The new legislation would enable PCCs to assume the responsibilities of local fire and rescue authorities where this is "in the interests of economy, efficiency and effectiveness or public safety, and where a local case is made", the government said.

"Where all parties are not agreed that fire and rescue should transfer to a PCC, it would be for the [home secretary] to consider the local business case and decide whether the governance change would be in the interests of economy, efficiency and effectiveness or public safety," it said. "To inform that view, they would take into account the outcome of the local consultation and they would seek an independent assessment of the local business case before any decision to proceed. Implementation in each area would be via secondary legislation which would be subject to parliamentary scrutiny."

Mike Penning, minister for policing, fire, criminal justice and victims, said the government's proposals were about enabling "smarter working".

"It simply doesn’t make sense for emergency services to have different premises, different back offices and different IT systems when their work is so closely related and they often share the same boundaries," Penning said.

Public sector contracts expert Clare Francis of Pinsent Masons, the law firm behind Out-Law.com, said radical changes, like these latest proposals of the government, are likely to be made in other areas of the public sector in light of pressures on spending. She said many public bodies had already merged back office functions like HR and IT services, but would now be exploring broader transformation projects.
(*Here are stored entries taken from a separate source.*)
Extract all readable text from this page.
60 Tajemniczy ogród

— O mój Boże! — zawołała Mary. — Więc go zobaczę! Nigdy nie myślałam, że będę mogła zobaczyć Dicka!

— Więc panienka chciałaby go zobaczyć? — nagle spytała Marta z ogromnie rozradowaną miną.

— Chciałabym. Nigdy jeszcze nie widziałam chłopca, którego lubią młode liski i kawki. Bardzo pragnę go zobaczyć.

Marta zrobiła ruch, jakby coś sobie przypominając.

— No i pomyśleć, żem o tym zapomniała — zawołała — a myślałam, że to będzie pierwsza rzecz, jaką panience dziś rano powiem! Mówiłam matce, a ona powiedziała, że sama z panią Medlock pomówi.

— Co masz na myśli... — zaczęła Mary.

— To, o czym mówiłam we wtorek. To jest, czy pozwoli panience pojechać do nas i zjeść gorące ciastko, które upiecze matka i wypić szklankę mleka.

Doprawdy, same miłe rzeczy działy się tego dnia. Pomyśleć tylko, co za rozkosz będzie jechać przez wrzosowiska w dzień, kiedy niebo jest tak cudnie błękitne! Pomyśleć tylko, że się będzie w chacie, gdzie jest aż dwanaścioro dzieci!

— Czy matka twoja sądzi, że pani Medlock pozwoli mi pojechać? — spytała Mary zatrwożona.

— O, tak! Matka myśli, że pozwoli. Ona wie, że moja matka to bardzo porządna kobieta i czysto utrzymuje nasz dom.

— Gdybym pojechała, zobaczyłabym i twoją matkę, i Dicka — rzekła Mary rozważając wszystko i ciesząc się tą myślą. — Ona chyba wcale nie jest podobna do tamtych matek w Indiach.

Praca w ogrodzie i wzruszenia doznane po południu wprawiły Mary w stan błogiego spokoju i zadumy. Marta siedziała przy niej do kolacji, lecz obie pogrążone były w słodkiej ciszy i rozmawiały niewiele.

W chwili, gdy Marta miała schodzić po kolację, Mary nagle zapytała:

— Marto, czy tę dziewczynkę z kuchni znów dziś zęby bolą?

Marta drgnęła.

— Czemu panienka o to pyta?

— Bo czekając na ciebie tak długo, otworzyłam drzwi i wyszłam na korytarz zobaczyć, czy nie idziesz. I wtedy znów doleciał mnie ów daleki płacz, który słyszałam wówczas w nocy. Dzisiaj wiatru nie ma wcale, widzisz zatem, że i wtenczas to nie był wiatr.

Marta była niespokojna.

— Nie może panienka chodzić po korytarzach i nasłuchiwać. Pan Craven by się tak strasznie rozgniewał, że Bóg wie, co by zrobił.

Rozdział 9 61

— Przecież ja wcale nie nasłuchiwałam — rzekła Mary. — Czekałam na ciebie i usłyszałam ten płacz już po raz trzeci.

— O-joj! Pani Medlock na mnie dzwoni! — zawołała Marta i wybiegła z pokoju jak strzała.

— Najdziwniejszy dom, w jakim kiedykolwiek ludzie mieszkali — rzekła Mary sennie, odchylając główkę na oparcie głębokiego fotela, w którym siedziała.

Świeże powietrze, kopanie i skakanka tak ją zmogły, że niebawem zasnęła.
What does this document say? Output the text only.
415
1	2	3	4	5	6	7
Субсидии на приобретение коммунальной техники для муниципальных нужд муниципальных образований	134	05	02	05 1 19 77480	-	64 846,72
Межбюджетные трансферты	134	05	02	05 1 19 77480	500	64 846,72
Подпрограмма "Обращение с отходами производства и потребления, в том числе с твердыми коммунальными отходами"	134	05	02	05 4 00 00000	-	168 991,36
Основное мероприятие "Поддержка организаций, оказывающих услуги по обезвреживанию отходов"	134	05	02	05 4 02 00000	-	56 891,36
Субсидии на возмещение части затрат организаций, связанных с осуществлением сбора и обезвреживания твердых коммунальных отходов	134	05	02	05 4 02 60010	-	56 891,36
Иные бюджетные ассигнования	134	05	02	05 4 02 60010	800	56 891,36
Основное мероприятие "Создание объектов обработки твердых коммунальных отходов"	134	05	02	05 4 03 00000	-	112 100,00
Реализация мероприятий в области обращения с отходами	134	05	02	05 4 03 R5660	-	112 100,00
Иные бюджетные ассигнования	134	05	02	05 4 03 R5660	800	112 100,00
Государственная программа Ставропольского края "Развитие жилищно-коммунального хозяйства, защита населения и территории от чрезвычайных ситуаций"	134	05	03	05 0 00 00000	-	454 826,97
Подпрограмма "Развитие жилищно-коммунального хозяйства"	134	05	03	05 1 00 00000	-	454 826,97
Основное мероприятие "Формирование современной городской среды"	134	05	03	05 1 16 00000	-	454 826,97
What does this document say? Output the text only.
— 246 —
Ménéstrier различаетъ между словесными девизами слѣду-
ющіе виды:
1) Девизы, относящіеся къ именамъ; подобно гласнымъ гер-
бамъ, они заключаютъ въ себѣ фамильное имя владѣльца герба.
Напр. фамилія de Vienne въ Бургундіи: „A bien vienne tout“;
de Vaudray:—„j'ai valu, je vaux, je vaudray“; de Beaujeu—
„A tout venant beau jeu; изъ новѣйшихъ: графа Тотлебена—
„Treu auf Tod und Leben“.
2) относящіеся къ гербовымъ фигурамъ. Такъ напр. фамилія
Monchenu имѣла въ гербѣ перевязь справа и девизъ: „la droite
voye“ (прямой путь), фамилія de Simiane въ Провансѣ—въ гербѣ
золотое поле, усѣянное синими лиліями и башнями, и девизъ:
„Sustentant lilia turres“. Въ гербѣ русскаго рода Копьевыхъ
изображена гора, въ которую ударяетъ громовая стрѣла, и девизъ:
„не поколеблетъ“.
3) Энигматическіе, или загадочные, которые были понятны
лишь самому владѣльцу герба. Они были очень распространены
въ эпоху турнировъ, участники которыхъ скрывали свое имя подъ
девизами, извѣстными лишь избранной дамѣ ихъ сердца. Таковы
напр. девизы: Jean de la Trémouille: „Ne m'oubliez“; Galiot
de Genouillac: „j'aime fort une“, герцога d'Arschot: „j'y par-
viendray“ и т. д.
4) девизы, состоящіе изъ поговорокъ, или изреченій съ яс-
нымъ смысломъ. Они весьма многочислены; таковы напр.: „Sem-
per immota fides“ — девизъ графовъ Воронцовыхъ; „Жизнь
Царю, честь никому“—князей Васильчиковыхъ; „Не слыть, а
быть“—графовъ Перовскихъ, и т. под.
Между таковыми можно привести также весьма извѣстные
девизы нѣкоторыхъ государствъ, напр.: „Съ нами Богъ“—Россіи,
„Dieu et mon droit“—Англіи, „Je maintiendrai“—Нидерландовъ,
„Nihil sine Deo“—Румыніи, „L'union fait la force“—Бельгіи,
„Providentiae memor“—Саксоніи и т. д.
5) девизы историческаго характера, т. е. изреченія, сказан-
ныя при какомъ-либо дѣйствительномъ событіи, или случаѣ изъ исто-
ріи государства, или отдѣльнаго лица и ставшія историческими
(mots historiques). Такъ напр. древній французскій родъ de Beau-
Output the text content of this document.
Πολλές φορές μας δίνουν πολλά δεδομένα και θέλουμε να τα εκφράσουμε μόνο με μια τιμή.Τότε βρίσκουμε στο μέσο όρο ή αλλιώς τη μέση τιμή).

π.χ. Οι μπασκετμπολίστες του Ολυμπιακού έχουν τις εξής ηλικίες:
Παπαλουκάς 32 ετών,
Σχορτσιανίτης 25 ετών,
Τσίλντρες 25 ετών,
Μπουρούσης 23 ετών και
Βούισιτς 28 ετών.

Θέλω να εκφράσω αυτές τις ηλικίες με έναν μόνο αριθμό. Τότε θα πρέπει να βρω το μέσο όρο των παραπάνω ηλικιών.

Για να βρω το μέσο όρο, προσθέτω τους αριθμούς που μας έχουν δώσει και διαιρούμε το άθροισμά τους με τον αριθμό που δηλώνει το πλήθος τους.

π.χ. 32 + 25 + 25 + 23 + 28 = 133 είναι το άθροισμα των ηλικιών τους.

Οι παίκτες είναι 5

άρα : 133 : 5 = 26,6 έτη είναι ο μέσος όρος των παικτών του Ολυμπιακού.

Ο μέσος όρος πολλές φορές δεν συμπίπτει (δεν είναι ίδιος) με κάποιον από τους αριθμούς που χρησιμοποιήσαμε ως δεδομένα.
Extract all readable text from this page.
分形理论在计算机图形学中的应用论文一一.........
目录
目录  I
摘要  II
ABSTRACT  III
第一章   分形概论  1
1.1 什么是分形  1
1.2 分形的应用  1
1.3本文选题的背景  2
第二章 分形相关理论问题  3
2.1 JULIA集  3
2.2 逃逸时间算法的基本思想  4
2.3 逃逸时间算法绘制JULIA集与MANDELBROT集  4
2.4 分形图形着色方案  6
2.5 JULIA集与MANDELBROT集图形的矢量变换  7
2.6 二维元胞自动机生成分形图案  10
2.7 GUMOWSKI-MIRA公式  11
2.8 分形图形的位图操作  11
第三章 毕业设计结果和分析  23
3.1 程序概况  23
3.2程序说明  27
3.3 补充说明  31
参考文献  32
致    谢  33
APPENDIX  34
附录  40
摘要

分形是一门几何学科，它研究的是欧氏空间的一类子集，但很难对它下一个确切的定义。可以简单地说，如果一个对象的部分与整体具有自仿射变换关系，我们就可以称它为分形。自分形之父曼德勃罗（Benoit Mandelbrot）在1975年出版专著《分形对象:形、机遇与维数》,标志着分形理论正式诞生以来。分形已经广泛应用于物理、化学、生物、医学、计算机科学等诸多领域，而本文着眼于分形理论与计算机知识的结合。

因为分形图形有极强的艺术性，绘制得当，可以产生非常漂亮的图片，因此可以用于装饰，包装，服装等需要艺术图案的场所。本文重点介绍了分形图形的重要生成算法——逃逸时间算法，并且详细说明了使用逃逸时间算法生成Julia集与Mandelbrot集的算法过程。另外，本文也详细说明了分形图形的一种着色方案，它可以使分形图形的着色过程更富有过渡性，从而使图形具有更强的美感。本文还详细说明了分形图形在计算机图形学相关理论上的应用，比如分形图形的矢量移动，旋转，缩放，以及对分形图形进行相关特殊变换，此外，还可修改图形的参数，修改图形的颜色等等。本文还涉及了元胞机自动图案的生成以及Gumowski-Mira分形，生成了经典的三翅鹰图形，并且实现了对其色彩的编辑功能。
"Collaboration is the buzzword across the business world, with companies increasing looking for the latest innovation, whether in products, services, processes or business models, through partnerships with others," Francis said. "Given the pressures on public bodies to do more for less it is no surprise that collaboration opportunities are being explored across the public sector."

"Radical changes could involve the merging of roles performed by staff at different bodies, or even a complete overhaul of existing organisational structures and governance procedures that underpin those operations," she said.

Francis said that public bodies' transformation projects need to involve close consultation with any affected staff.